Elegance, feeling, and perfection are a given with Repin’s performances – and his rendition at the Gasteig was no different from that. He plays his Beethoven with brio, confidence, and stateliness. He does not give into the work or surrender to its mysteries - he subdues it with sheer skill and the forcefulness of his musicality. It’s not as infinitely pure as Julia Fischer’s approach, nor with the same stern delicacy, but Repin offers an abundance of moods and hues (if less of the shades here than he is sometimes capable of). There is little that is hushed, ethereal (Fischer), or – at the other end of the interpretive spectrum – bold, aggressively lean, with premeditated freshness (Zehetmair).

Vadim Repin’s is a middle of the road romantic approach – and just about the best in that spectrum. His tone, like a needle through leather – round, strong, steady, reminded more than once of Nathan Milstein, even though Repin professes to “always thinks about Menuhin in terms of this work”. (Apparently Repin had briefly considered the Beethoven/Schneiderhan cadenza from op.61a – the Piano version of the concerto – but opted for the traditional Kreisler-cadenza in performances and recording, after all; a missed opportunity to my ears, but hardly a serious quibble.) The WDR SO matched his excellence step by step with finely honed, well controlled playing.

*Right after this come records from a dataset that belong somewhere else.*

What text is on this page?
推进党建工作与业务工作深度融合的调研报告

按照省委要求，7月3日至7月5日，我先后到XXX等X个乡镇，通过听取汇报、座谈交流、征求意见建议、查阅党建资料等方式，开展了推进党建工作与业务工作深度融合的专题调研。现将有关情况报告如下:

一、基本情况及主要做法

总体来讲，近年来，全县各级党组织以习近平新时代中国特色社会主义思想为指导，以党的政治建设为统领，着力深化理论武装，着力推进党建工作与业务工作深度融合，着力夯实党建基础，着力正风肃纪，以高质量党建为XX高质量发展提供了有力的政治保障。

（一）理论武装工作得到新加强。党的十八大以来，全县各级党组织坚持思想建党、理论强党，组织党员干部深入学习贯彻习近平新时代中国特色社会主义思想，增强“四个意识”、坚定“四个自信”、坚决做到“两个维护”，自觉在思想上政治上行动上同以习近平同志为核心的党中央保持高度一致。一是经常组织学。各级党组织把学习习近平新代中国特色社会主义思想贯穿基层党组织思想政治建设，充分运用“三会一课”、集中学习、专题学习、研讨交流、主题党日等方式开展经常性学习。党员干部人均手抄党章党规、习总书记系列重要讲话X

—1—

What followed might have, nay, should have been the highlight of the concert – except that an audience largely in attendance to hear Repin and Beethoven did not seem to agree. Shostakovich’s Fourth Symphony was done a tremendous service by Bychkov and his orchestra. Right off the bat with maximum aggression, high octane and decibel levels, an incredible energy and from 0 to 60 in two bars.

Bychkov did not slowly wake the beast (like Gergiev who needs 20-some minutes to get the momentum going in his Philips recording) nor did he engage in the ghastly and lean dances of a Barshai (Brilliant Classics). He went for maximum contrast and worked his orchestra as though he stood at the console of a miraculously wondrous cacophonium. He managed to shock some audience members right with the first chord and continued to do so until the end. The ensemble-work of the strings – the first violins primi inter pares – had reference quality. The four flutes and two piccolos that worked their heart out in the first movement were shrill and lovely in being so. The climax of the first movement turned out a thing of thunderous beauty, demented hordes galloping hellwards – without any false sense of sophistication, just raw emotion, coagulated blood, vodka, and gunpowder. The held flute notes after it were all the more unearthly with their high frequency flutters. The ensuing silence around trumpets and timpani more threatening.

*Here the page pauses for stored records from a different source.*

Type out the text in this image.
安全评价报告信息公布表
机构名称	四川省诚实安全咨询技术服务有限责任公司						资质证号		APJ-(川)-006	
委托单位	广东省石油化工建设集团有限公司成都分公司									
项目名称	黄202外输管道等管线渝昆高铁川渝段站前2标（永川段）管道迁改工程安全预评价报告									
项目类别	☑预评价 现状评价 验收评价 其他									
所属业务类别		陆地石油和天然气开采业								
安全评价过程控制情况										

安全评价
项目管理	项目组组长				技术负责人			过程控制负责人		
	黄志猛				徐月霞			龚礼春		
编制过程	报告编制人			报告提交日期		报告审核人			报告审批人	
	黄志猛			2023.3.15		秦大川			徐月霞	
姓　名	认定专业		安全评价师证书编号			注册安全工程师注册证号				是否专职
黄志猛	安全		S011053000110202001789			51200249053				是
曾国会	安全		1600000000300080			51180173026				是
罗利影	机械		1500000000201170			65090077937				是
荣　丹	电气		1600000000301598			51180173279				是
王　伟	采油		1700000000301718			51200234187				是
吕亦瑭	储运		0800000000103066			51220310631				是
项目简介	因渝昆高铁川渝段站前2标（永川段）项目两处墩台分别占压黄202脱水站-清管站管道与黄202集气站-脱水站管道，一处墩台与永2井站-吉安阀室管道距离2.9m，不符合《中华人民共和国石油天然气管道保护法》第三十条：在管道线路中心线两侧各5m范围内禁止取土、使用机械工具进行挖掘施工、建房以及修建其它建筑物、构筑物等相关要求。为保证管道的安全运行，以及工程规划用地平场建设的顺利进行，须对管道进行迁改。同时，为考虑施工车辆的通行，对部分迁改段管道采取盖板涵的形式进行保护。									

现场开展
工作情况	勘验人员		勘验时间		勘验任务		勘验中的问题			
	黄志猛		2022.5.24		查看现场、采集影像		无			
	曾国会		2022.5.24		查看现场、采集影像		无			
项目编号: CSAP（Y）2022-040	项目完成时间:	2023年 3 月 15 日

Beautiful were the tick-tocks into the false calm of the third movement’s opening – only to proceed to delve deeply into this strange, enervating, beautifully bizarre world that makes the Mahler-influenced first movement seem perfectly normal. Bychkov managed to tighten the music’s thumbscrews anew at every new start after an intermittent lull or faux-lyrical passage.

If someone ever felt compelled to make a film of Gryphons having sex, this would be the soundtrack for it: the shrieks, the brutality, the claws, the exhaustion, the climaxes and the pounding, and the relentlessness are harrowing and were particularly so in this performances. There could not be a more appropriate description of it, even if it risks being clichéd: Bychkov and orchestra were playing the hell out of the finale. But more distressing still, because of all that preceded it,  was the ensuing dreamy delicacy of the ticking-away of the symphony, the final breath and that mourning trumpet that sounded like a death knell ringing over a blood soaked battlefield on a Winter dawn … a comment on a victory everyone knows was a defeat.

No wonder Shostakovich kept the symphony in the drawer until de-Stalinization was under way. It would otherwise not only have been his fourth, but also his last symphony.